O autor Cruz e Souza teve o casamento atormentado pelos distúrbios mentais de sua esposa, e a morte de seus quatro filhos vitimados pela tuberculose pulmonar. Edgar Allan Poe viveu na miséria por muito tempo. O escritor e religioso Junqueira Freire morreu, prematuramente, aos 23 anos. Casimiro de Abreu morreu enfraquecido pela tuberculose em 1860, três meses antes de completar 22 anos.

Assim também foi a trajetória do mais famoso ultra-romântico brasileiro: Álvares de Azevedo. O paulista viveu e escreveu sob a tétrica fluência Byroniana, falecendo precocemente no dia 25 de Abril de 1852, aos 21 anos. Enquanto seu corpo era sepultado, o amigo Joaquim Manuel de Macedo recitava Se Eu Morresse Amanhã; obra escrita por Álvares de Azevedo poucos dias antes. Mas o poeta teria pressentido sua morte?

O inglês Lord Byron morreu aos 36 anos, mas sua poesia é vasta, pontuada nos temas fúnebres e sobrenaturais. Em sua inacabada obra Don Juan, escreveu: Sobre o tálamo nupcial, dizem os rumores/ Na noite das bodas de leve esvoaça/ Mas ao leito de morte de seus senhores/ Não falha - para gozar a desgraça... Esta é uma alusão ao fantasma do Frade Negro. Há uma lenda, que esta aparição invadia a mansão da Família Byron regozijando-se nas tragédias; por outro lado, apresentava-se com feições pesarosas nas ocasiões felizes. Mas este fantasma teria atormentado, e de certa forma, inspirado Lord Byron?

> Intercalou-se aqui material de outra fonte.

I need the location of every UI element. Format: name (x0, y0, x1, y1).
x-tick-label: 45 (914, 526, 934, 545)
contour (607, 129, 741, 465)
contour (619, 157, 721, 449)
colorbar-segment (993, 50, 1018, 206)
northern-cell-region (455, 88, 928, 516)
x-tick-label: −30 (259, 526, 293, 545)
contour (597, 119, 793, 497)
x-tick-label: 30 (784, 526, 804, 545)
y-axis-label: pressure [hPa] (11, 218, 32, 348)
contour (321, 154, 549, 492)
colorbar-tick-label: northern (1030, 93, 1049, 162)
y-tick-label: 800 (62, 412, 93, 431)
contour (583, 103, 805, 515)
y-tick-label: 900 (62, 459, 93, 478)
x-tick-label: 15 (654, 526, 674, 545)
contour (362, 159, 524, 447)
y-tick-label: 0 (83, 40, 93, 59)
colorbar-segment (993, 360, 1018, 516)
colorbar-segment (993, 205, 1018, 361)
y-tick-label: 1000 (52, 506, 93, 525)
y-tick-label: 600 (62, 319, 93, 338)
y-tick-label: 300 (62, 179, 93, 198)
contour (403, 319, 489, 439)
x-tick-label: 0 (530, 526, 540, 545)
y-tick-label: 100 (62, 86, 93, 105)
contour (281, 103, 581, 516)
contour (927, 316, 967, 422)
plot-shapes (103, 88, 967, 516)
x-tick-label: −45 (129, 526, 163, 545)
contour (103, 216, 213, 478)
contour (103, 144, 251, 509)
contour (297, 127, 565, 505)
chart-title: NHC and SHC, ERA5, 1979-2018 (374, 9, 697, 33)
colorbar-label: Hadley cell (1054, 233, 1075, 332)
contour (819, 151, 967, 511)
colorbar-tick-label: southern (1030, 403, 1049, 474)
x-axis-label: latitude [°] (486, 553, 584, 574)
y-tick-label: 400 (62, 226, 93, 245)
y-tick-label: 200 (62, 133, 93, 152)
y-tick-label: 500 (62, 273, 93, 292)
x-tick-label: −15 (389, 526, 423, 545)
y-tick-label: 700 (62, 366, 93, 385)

O conceito do suicídio também está presente, mas algumas vezes, esta idéia foi além dos versos e alcançou a vida dos autores. Abalado com o falecimento de seu avô, Lovecraft tentou se matar aos 14 anos, atirando-se de bicicleta no rio Barrington. A biografia da poetisa Florbela Espanca nos traz um exemplo fatal: após casamentos infelizes, rejeição da família e da sociedade e dois abortos, Florbela suicidou-se aos 36 anos ingerindo uma dose excessiva de medicamentos.

As tragédias pessoais também alimentam a inspiração ultra-romântica. Fagundes Varela escreveu Cântico do Calvário, uma homenagem ao seu filho morto aos três meses de idade. Ainda sofreu a perda de outro filho em seu segundo matrimônio, e faleceu aos 34 anos em absoluto desequilíbrio mental.

Ainda neste contexto, podemos citar novamente Florbela Espanca. A poetisa portuguesa é autora de As Máscaras do Destino; dedicada ao seu irmão que também cometeu suicídio. Alphonsus Guimaraens perdeu sua noiva Constança, vitima de tuberculose aos 17 anos. Mesmo casando-se posteriormente, toda sua vida e obra foram marcadas por esta ausência.

Portanto, a saúde frágil e muitas vezes debilitada pela incurável tuberculose (segundo o inglês Shelley: “a doença da moda”), decepções afetivas, fracassos financeiros e a perda de entes queridos formaram um quadro dramático comum aos poetas, que parece ter contribuído intensamente na inspiração e refletido nos temas soturnos do estilo. Assim, a alma dos ultra-românticos manifestava o tédio, melancolia e desilusão em que viviam imersos. Mas seriam os poetas “tristes de nascença”?